There are 39 polls/indexes on that NCAA website naming champions all the way back to 1869. It's silly enough to believe that Princeton is recognized as a "champion" for beating Rutgers in that first game 144 years ago (so says the National Championship Foundation).
It's another to argue about it. Former Lafayette coach Parke H. Davis retroactively proclaimed (in 1933) that Rutgers and Princeton shared the title.
And you thought split national champions was a thing in 2003 (LSU and USC)?
Arkansas' off-the-books 1964 claim has more legitimacy than most. That year Alabama was consensus national champion only because, back then, the Associated Press and United Press International polls ended after the regular season. They didn't take into account the bowls.

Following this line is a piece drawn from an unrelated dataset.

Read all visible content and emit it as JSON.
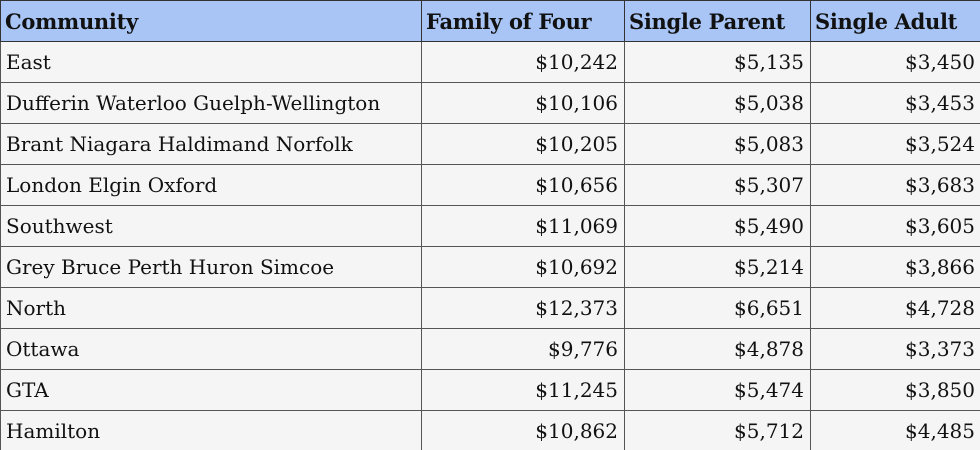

The Hogs ended up being the nation's only unbeaten team that year. Meanwhile, Bama got beat in the bowl game.
If there was a college football prime minister, someone we all believed in, it would be different. But the game never has -- probably never will -- have a singular authority.

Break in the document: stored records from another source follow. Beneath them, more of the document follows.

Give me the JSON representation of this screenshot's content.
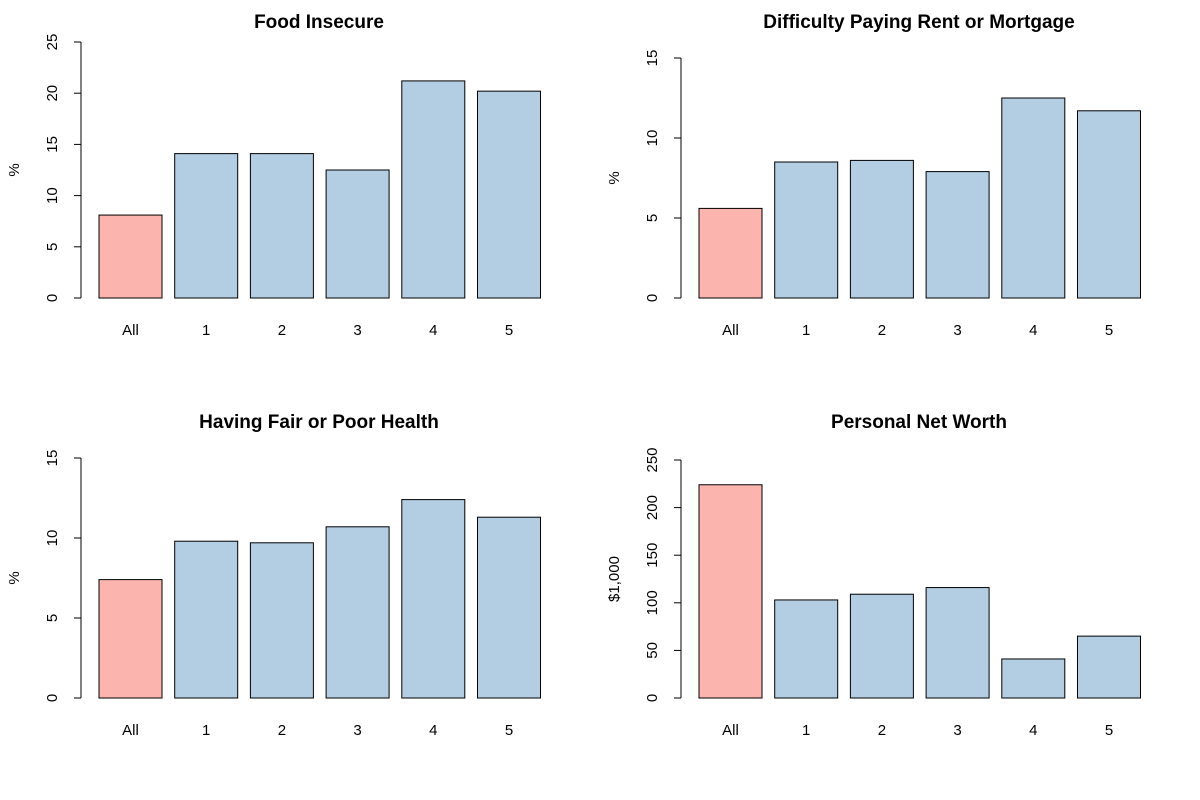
{
  "colors": {
    "highlight": "#FBB4AE",
    "default": "#B3CDE3",
    "stroke": "#000000"
  },
  "chart_data": [
    {
      "type": "bar",
      "title": "Food Insecure",
      "ylabel": "%",
      "xlabel": "",
      "categories": [
        "All",
        "1",
        "2",
        "3",
        "4",
        "5"
      ],
      "values": [
        8.1,
        14.1,
        14.1,
        12.5,
        21.2,
        20.2
      ],
      "highlight_index": 0,
      "ylim": [
        0,
        25
      ],
      "yticks": [
        "0",
        "5",
        "10",
        "15",
        "20",
        "25"
      ],
      "ytick_values": [
        0,
        5,
        10,
        15,
        20,
        25
      ],
      "grid": false
    },
    {
      "type": "bar",
      "title": "Difficulty Paying Rent or Mortgage",
      "ylabel": "%",
      "xlabel": "",
      "categories": [
        "All",
        "1",
        "2",
        "3",
        "4",
        "5"
      ],
      "values": [
        5.6,
        8.5,
        8.6,
        7.9,
        12.5,
        11.7
      ],
      "highlight_index": 0,
      "ylim": [
        0,
        15
      ],
      "yticks": [
        "0",
        "5",
        "10",
        "15"
      ],
      "ytick_values": [
        0,
        5,
        10,
        15
      ],
      "grid": false
    },
    {
      "type": "bar",
      "title": "Having Fair or Poor Health",
      "ylabel": "%",
      "xlabel": "",
      "categories": [
        "All",
        "1",
        "2",
        "3",
        "4",
        "5"
      ],
      "values": [
        7.4,
        9.8,
        9.7,
        10.7,
        12.4,
        11.3
      ],
      "highlight_index": 0,
      "ylim": [
        0,
        15
      ],
      "yticks": [
        "0",
        "5",
        "10",
        "15"
      ],
      "ytick_values": [
        0,
        5,
        10,
        15
      ],
      "grid": false
    },
    {
      "type": "bar",
      "title": "Personal Net Worth",
      "ylabel": "$1,000",
      "xlabel": "",
      "categories": [
        "All",
        "1",
        "2",
        "3",
        "4",
        "5"
      ],
      "values": [
        224,
        103,
        109,
        116,
        41,
        65
      ],
      "highlight_index": 0,
      "ylim": [
        0,
        250
      ],
      "yticks": [
        "0",
        "50",
        "100",
        "150",
        "200",
        "250"
      ],
      "ytick_values": [
        0,
        50,
        100,
        150,
        200,
        250
      ],
      "grid": false
    }
  ]
}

The lack of a leader -- all this poll dancing -- are reasons to welcome the playoff era. The subjective whims of hundreds of human voters -- and wacky computers -- have been replaced by the subjective whims of 13 other human voters.
Still, something feels better, fairer.
Hopefully, the playoff era should put an end to the unclaimed titles era. Four teams, two semifinals, one champion. There won't be much championship carping about No. 5. At least there shouldn't be.
In most years, a playoff basically accommodates all the undefeated teams produced by the Big Five conferences (Pac-12, Big 12, ACC, SEC, Big Ten). We can speculate about the prospects of the Group of Five (MAC, Sun Belt, American, Mountain West, Conference USA). But in the 16-year history of the BCS only one non-BCS school (TCU, 2009 and 2010) finished in the top four.
Beginning this season, the traditional polls themselves will be diminished. The only one that truly matters will be produced by those 13 folks on the playoff selection committee.
That means an end to the coaches' conflict of interest in their poll. In the BCS age, that poll was responsible for putting millions of dollars in the pockets of the coaches who administrated it.
That means an end to tedious multiple championship trophy presentations at the day-after press conference. Only one trophy -- the College Football Playoff's -- will matter.
In that moment, playoff precision will have overtaken the current delusion and promotion.